The news played big on both Pakistan and Indian TV channels last night which debated the topic threadbare.

Indian TV channels spoke to Zardari’s spokesperson Farhatullah Babar and he confirmed to them that Sarabjit was being released.

Then there was a bombshell around midnight with Babar saying it was not Sarabjit but another Indian prisoner Surjeet Singh, who was being released.

Before this sudden about-turn, the news that Sarabjit, convicted for alleged involvement in series of bombings in Pakistan in 1990 despite his protestations of innocence, was being released was greeted with anger by fundamentalist parties.

The Jamaat-e-Islami (JI) and the Jamaat-ud-Dawa (JuD) condemned the move to free Sarabjit.

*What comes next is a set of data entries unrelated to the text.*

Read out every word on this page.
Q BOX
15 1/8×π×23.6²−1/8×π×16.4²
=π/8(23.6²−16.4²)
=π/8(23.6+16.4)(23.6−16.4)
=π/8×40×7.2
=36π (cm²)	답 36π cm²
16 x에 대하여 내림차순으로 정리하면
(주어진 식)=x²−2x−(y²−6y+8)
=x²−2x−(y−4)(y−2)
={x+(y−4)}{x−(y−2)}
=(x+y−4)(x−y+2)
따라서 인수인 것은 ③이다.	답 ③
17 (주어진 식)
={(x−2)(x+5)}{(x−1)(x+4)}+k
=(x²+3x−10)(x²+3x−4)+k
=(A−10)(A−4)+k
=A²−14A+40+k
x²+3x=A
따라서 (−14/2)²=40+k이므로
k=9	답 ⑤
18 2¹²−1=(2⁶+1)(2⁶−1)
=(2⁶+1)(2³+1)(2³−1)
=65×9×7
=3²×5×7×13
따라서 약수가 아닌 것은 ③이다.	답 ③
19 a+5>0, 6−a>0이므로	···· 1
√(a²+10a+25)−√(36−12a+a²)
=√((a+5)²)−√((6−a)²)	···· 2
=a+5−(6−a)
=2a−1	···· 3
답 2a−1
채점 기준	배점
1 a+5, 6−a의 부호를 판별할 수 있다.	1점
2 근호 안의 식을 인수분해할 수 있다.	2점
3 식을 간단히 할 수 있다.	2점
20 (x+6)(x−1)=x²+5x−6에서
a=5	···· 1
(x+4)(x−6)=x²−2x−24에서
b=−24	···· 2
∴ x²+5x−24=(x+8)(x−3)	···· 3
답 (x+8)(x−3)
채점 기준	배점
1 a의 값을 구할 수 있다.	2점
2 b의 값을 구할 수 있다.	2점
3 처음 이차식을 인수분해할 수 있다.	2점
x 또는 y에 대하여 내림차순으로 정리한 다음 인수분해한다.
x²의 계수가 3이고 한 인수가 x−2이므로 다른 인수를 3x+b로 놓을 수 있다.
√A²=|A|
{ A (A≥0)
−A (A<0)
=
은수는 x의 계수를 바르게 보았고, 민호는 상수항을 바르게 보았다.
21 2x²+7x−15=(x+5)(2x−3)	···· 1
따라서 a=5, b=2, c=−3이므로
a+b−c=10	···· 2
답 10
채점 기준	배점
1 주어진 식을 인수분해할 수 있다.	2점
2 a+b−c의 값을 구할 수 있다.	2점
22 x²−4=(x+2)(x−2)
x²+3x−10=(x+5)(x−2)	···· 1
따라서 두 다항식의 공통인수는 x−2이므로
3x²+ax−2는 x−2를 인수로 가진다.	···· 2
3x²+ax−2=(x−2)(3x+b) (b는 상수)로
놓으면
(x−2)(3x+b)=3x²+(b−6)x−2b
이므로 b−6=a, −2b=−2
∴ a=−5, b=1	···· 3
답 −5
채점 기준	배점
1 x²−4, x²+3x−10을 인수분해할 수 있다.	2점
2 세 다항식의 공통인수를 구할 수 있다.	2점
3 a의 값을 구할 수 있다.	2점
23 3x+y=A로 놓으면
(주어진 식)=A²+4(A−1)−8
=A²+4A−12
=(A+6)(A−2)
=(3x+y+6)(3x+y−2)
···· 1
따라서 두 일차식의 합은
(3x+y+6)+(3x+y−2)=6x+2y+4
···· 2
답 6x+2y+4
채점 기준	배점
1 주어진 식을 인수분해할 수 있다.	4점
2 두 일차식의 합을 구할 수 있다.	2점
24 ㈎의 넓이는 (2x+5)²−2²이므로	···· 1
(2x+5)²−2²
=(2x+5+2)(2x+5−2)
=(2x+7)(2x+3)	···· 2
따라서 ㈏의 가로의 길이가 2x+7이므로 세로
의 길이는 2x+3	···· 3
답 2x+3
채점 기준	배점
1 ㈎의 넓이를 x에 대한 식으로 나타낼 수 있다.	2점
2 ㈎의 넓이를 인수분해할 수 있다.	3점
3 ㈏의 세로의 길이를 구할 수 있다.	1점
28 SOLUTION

JI chief Syed Munawar Hasan said that Mumbai terror attacker Ajmal Kasab had been sentenced by India without any evidence and Pakistan had not provided him legal aid.

The JuD, the front organisation for terror outfit LeT tweeted, “Not a single demand for #Samjhota Terrorists & innocent Pakistanis in Ind Jails, instead convicted terrorist #sirabjit allowd to live #shame”.

Hamid Mir, one of the country’s most popular anchors, even described Sarabjit as “India’s Ajmal Kasab”.

Even the Pakistan media wondered about sudden turn of events with Dawn describing the development as a U-turn taken by the government in an “unusual way”.

The “case of mistaken identity turned what should have been a moving occasion into international embarrassment”, The Express Tribune said in its front-page report.

There was speculation in the social media, especially Twitter, on whether the government had been forced to backtrack on any possible move to free Sarabjit due to pressure from the powerful security establishment.

The Pakistan Army plays a key role in shaping foreign policy, especially relations with India and the US.

“It is unclear how the mix-up took place – whether it was official quarters whose information was mistaken or if the reporting by the media was the guilty party,” said the report in the Tribune.

Pakistani TV news channels were the first to report yesterday afternoon that the President had commuted Sarabjit’s death sentence to life imprisonment and directed authorities to take steps to release him if he had completed his jail term.

By this morning, most Pakistani TV news channels had stopped reporting on the mix-up over Sarabjit.

A few channels like Geo News featured External Affairs Minister S M Krishna’s appeal to free Sarabjit and all other Indian prisoners in Pakistani jails while others had reports on the dejection among Sarabjit’s relatives in India.

At least three newspapers missed the flip-flop over the Indian prisoners and even carried reports on their front pages that said Sarabjit was to be freed on the President’s orders.